18. August 2019

gif/CRES Consensus-Büromarktprognose I/2019

Büro- und Investmentmärkte Deutschland: Leichte Eintrübung am Horizont in 2020

Wiesbaden (pm) – Die deutschen Bürovermietungs- und Investmentmärkte zeigen sich unverändert in sehr guter Verfassung. Fast alle Ergebnisse des Jahres 2018 haben die ohnehin positiven Prognosen übertroffen. Das gilt am stärksten für die Spitzenmiete in Berlin, die um mehr als 12 % angestiegen ist. Für die kommenden Jahre sind die Prognostiker in der aktuellen Frühjahresumfrage von gif e.V. und CRES zurückhaltender geworden: Der Ausblick für 2019 ist eher stabil, für 2020 werden leichte Verschlechterungen einiger Kennzahlen, vor allem der Leerstände in Berlin und München, vorhergesagt. Anders sieht es bei den Prognosen für die Spitzenmieten in den Top-5-Standorten aus, die weiter zulegen werden. Was unverändert bedeutet, dass trotz gleichbleibender Renditen die Immobilienwerte weiter steigen.

Spitzenrenditen

Berlin hat einen historischen Tiefstwert erreicht. Eine Fortsetzung der Renditekompression im Jahr 2019 erwarten die Researcher nicht.

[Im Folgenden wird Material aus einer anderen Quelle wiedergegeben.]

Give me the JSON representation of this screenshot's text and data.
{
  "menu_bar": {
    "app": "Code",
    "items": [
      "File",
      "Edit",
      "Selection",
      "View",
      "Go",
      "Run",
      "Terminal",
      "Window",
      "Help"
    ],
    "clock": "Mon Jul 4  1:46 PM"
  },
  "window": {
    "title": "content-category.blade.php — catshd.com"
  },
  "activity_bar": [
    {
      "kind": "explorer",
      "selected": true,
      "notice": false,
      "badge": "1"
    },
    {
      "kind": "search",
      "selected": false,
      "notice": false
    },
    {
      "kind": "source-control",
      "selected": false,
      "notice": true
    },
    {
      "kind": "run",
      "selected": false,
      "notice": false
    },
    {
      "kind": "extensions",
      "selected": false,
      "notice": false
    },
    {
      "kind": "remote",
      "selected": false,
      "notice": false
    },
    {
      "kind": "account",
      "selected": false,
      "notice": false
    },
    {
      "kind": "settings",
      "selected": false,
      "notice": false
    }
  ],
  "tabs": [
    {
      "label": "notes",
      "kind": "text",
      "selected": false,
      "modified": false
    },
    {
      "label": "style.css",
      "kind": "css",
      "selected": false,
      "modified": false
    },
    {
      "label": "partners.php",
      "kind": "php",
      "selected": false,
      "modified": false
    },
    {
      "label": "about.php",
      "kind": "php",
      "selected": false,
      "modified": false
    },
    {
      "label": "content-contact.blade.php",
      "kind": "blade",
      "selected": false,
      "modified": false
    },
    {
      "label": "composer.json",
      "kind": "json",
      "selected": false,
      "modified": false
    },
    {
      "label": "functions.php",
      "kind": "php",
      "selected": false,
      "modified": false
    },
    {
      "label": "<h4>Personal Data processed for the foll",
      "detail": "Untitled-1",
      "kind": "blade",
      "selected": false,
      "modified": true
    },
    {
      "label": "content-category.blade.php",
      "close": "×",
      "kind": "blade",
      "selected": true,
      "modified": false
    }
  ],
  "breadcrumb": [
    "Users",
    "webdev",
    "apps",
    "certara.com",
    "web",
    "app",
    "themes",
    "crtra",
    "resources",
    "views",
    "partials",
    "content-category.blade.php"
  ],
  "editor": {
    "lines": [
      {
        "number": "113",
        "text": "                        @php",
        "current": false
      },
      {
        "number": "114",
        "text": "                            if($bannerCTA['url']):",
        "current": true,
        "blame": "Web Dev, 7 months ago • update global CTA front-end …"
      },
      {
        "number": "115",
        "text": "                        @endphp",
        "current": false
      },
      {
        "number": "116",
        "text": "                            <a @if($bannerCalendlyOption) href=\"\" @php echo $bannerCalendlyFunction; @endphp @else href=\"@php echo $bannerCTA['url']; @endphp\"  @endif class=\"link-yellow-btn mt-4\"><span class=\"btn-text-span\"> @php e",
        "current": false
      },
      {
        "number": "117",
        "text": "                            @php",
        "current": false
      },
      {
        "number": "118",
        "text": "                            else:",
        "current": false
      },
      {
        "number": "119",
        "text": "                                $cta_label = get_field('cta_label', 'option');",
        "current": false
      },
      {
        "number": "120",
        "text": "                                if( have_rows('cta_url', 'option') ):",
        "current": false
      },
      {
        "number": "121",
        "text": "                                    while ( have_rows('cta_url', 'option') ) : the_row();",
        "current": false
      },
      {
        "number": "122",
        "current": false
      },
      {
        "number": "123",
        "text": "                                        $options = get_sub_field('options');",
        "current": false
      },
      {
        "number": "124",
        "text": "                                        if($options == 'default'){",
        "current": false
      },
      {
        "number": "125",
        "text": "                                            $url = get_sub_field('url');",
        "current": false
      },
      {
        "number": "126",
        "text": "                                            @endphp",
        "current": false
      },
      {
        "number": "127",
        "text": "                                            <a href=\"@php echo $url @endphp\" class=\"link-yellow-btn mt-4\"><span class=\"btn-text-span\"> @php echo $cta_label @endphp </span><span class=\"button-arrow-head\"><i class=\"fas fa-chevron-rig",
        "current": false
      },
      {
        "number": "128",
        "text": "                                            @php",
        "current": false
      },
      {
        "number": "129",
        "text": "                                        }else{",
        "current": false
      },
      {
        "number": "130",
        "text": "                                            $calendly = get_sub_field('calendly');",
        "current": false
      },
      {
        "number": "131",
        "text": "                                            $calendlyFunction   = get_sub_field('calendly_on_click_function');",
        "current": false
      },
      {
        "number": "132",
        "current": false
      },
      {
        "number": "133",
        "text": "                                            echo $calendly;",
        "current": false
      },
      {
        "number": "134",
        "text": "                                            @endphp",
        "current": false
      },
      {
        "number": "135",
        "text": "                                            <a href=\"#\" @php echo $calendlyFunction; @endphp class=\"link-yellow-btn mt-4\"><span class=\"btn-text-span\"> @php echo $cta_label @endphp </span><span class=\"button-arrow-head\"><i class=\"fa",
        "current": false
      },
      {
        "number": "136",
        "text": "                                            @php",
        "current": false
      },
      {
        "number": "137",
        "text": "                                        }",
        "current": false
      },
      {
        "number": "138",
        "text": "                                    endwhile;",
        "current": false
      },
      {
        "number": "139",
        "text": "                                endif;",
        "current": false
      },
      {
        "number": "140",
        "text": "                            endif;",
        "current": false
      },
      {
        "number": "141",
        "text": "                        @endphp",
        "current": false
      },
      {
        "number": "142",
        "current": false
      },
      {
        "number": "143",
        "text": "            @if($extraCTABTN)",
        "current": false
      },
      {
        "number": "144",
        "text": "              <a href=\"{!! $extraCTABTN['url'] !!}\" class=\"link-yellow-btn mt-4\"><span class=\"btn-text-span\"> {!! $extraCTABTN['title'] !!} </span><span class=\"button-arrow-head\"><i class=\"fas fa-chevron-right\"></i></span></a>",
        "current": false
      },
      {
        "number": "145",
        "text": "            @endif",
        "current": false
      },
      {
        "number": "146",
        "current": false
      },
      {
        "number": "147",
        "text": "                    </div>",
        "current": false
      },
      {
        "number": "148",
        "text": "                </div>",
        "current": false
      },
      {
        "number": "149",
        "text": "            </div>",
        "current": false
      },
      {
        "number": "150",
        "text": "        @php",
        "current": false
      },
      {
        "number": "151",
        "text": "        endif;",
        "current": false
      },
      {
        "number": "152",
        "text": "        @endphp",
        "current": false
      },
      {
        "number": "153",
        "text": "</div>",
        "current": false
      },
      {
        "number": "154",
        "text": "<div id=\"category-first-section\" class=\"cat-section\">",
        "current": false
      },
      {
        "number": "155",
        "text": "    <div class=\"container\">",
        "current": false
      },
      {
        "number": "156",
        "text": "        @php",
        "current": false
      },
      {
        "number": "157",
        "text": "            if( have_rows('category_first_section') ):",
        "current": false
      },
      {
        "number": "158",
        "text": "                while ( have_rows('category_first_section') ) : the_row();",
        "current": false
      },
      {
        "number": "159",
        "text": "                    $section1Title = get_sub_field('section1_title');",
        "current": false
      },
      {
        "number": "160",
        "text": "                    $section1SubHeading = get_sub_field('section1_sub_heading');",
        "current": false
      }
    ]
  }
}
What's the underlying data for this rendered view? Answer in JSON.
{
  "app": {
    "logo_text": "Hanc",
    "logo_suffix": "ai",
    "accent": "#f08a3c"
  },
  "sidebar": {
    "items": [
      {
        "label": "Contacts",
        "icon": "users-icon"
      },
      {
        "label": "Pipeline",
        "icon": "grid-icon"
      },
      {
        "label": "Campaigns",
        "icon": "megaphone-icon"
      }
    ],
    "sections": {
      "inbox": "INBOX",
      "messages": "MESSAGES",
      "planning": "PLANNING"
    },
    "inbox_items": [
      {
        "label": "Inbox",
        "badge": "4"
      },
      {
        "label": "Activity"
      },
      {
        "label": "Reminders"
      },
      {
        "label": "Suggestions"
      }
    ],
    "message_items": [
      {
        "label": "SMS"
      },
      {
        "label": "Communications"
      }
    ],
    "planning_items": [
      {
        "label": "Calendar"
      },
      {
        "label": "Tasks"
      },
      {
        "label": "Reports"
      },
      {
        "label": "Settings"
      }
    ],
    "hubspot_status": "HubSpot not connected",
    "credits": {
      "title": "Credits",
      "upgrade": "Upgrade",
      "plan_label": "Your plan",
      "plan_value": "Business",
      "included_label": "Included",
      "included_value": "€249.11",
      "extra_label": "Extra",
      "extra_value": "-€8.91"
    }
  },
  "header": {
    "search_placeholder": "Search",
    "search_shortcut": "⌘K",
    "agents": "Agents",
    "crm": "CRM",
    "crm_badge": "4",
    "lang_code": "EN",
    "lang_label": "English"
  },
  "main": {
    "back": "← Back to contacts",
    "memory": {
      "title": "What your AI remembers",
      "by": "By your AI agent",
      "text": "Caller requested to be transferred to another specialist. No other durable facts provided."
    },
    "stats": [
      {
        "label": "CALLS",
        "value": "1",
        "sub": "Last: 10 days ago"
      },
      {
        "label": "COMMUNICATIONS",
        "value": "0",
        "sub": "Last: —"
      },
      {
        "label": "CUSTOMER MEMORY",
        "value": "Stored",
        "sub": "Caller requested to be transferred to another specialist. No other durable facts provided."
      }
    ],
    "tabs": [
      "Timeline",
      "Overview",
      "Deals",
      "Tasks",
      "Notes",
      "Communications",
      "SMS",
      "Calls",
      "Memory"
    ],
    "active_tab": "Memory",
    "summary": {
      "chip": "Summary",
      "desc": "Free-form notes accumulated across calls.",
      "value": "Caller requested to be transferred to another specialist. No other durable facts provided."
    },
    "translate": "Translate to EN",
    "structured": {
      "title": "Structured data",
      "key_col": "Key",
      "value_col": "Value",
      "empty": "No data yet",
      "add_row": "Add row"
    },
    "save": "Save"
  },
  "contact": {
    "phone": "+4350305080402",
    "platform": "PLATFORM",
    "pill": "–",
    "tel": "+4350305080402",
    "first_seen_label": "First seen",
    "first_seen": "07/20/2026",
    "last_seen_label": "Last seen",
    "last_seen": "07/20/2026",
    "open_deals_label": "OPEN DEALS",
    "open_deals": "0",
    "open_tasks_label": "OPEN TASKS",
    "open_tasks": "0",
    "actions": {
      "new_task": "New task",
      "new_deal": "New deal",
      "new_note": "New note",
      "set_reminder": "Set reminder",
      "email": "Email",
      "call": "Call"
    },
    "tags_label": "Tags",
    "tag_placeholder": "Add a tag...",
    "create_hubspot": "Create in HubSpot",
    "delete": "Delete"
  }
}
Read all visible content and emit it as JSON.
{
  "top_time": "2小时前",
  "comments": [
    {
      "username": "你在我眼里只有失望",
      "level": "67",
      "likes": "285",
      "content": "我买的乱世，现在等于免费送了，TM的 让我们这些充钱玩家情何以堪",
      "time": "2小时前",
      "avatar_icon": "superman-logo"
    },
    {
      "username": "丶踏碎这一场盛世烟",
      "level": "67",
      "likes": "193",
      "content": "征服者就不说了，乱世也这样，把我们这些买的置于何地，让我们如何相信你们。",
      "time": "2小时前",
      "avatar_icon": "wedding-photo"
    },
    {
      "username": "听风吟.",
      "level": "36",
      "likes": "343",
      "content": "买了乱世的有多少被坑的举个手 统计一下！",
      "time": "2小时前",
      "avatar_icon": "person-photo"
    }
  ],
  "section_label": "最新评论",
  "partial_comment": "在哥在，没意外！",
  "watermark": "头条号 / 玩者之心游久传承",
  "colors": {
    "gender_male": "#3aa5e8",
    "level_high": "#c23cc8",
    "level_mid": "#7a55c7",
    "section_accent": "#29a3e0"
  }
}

Die Büro-Anfangsrendite liegt in Düsseldorf nunmehr unter 3,3 %, in allen anderen Top-Standorten darunter. Die niedrigsten Anfangsrenditen weisen weiter München und Berlin mit 2,9 % bzw. 2,8 % auf (jeweils Mediane der Angaben der befragten Researcher).

Weitere Spielräume für eine Fortsetzung der Renditekompression werden mehrheitlich nicht mehr gesehen; die Prognosen sehen bis Ende 2020 eine Seitwärtsbewegung auf dem gegenwärtigen, historisch niedrigen Niveau.

Leerstände

Die Leerstandsraten in Berlin und München könnten leicht steigen, zum ersten Mal seit vielen Jahren.

Düsseldorf und Frankfurt sind unverändert von relativ hohen Leerstandsraten geprägt (zwischen 7,0 % und 7,5 %). Diese sollen in 2019 weiter sinken und dann leicht unter 7,0 % liegen.

Ein völlig anderes Bild zeigt sich in Berlin und München, wo nach wie vor sehr wenige Büroflächen leerstehen. In Berlin liegt die Rate, wie vor einem Jahr vorhergesagt, unter 2 %, in München leicht darüber.

Auf dieser Grundlage verbunden mit der Abkühlung der Konjunktur und mit der inzwischen gut gefüllten Pipeline im Neubau, hält die Mehrheit der Researcher zum ersten Mal seit vielen Jahren einen leichten Anstieg der Leerstandsraten für wahrscheinlich. Für Berlin reichen die Prognosen bis zu einem Anstieg um 0,6 Prozentpunkte, d.h. auf 2,5 %.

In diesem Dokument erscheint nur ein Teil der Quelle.